As far as British banks go, JPMorgan estimates that Lloyds TSB/HBOS needs £16bn, RBS £12bn and Barclays £10bn. Analysts at JPM are under-weight the sector until this £38bn hole is filled.
As the downturn spreads from housing to the wider economy, so a realisation is growing that corporate exposure is even more of a risk to earnings and capital than mortgages. From JPM:
On our estimates, for every 10% fall in UK house prices this implies 3% more capital needs, whereas a 10% fall in corporate recoveries would imply 8%. HBOS and Lloyds have the most corporate RWA exposure.
The expectation is that while banks will push up the cost of credit to corporates, actual demand will fall, meaning there will be limited profitability gains from higher pricing. Meanwhile, on the pure investment banking side, higher capital demands and tighter regulation will smother returns for the foreseeable

http://ftalphaville.ft.com/blog/2008/09/22/16190/uk-banks-euphoria-fades/

polit2k said...

Downgrading the USA

A sovereign’s future debt path can not only be determined by its existing stock of debt, its future budget balances, real interest rates, and exchange rates, it can also be determined by discrete, one-off events that add to the government’s debt burden. Such events can stem from financial difficulty at the state or local government level (which, in aggregate, draw from the same base of taxpayers as the federal government), at the level of public enterprises, or from the financial sector.
In April this year, S&P issued a report which spooked markets, titled: “For the U.S. ‘AAA’ Rating, Government-sponsored enterprises pose greater fiscal risks than Brokers.

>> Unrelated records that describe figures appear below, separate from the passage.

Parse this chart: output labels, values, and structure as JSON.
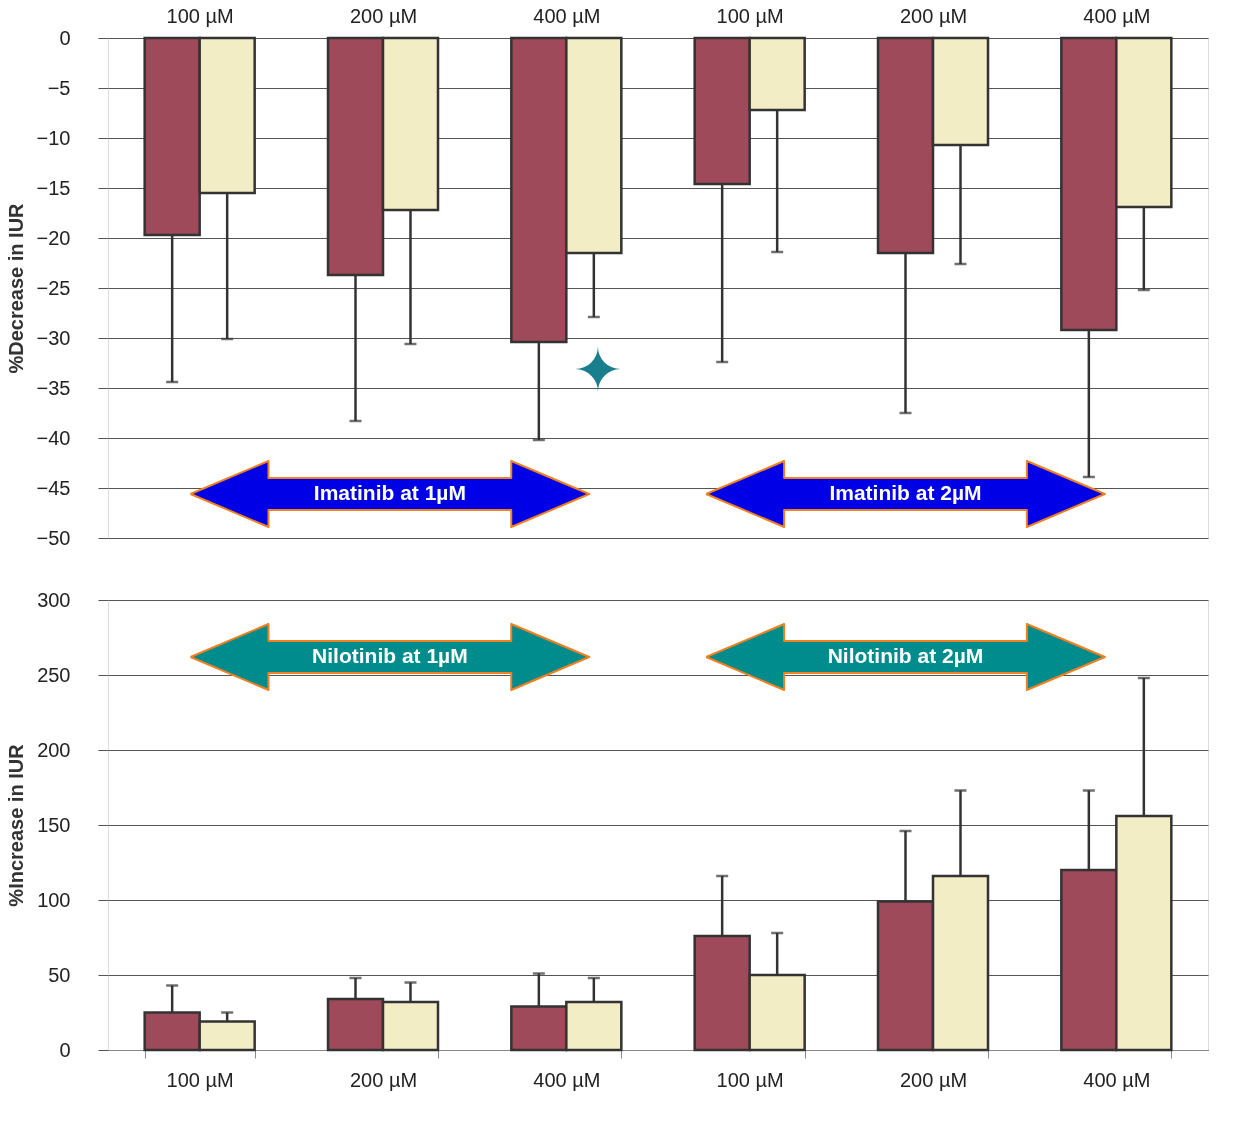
{
  "chart_data": [
    {
      "type": "bar",
      "ylabel": "%Decrease in IUR",
      "categories": [
        "100 µM",
        "200 µM",
        "400 µM",
        "100 µM",
        "200 µM",
        "400 µM"
      ],
      "ylim": [
        -50,
        0
      ],
      "yticks": [
        -50,
        -45,
        -40,
        -35,
        -30,
        -25,
        -20,
        -15,
        -10,
        -5,
        0
      ],
      "grid": "y",
      "series": [
        {
          "color": "#9e4a5a",
          "values": [
            -19.7,
            -23.7,
            -30.4,
            -14.6,
            -21.5,
            -29.2
          ],
          "errors": [
            [
              -34.4,
              -19.7
            ],
            [
              -38.3,
              -23.7
            ],
            [
              -40.2,
              -30.4
            ],
            [
              -32.4,
              -14.6
            ],
            [
              -37.5,
              -21.5
            ],
            [
              -43.9,
              -29.2
            ]
          ]
        },
        {
          "color": "#f3edc6",
          "values": [
            -15.5,
            -17.2,
            -21.5,
            -7.2,
            -10.7,
            -16.9
          ],
          "errors": [
            [
              -30.1,
              -15.5
            ],
            [
              -30.6,
              -17.2
            ],
            [
              -27.9,
              -21.5
            ],
            [
              -21.4,
              -7.2
            ],
            [
              -22.6,
              -10.7
            ],
            [
              -25.2,
              -16.9
            ]
          ]
        }
      ],
      "annotations": [
        "Imatinib at 1µM",
        "Imatinib at 2µM",
        "✦"
      ]
    },
    {
      "type": "bar",
      "ylabel": "%Increase in IUR",
      "categories": [
        "100 µM",
        "200 µM",
        "400 µM",
        "100 µM",
        "200 µM",
        "400 µM"
      ],
      "ylim": [
        0,
        300
      ],
      "yticks": [
        0,
        50,
        100,
        150,
        200,
        250,
        300
      ],
      "grid": "y",
      "series": [
        {
          "color": "#9e4a5a",
          "values": [
            25,
            34,
            29,
            76,
            99,
            120
          ],
          "errors": [
            [
              25,
              43
            ],
            [
              34,
              48
            ],
            [
              29,
              51
            ],
            [
              76,
              116
            ],
            [
              99,
              146
            ],
            [
              120,
              173
            ]
          ]
        },
        {
          "color": "#f3edc6",
          "values": [
            19,
            32,
            32,
            50,
            116,
            156
          ],
          "errors": [
            [
              19,
              25
            ],
            [
              32,
              45
            ],
            [
              32,
              48
            ],
            [
              50,
              78
            ],
            [
              116,
              173
            ],
            [
              156,
              248
            ]
          ]
        }
      ],
      "annotations": [
        "Nilotinib at 1µM",
        "Nilotinib at 2µM"
      ]
    }
  ]
}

”http://ftalphaville.ft.com/blog/2008/09/22/16195/downgrading-the-usa/

Russ: This lot means US interest rates are going up.

Unknown said...

Krugman's commentary misses a few starting steps that caused the housing bubble in the first place. Failure to address that root cause as part of the bail-out will ensure we end up right back here again at some future point (much like the never-ending bailouts of U.S. automakers, who continue to use taxpayer dollars to make products uncompetitive in the global economy).

Aric said...

I'm far from understanding this whole fiasco, but it seems any bailout should contain these three provisions as a minimum (it seems congress is going to settle on some version of 1 and 2):
1. Some way of preventing excessive foreclosures. The simplest way may be to force banks to either offer sub-prime borrowers ordinary mortgages or to return to the rates they were paying in their first two years. I'm sure there are lots of other ways as well.
2. Some means of limiting executive rewards and punishing where appropriate.
2. A full disclosure of all assets of these venerable institutions (at least to the gob'ment). Before we progress down this path we need to know how bad the situation is. It seems to me there is just too much imaginary money based on too few real assets that 700B is not going to be enough. Maybe some of this debt goes around in a big circle and can be written off by a bunch of institutions at once.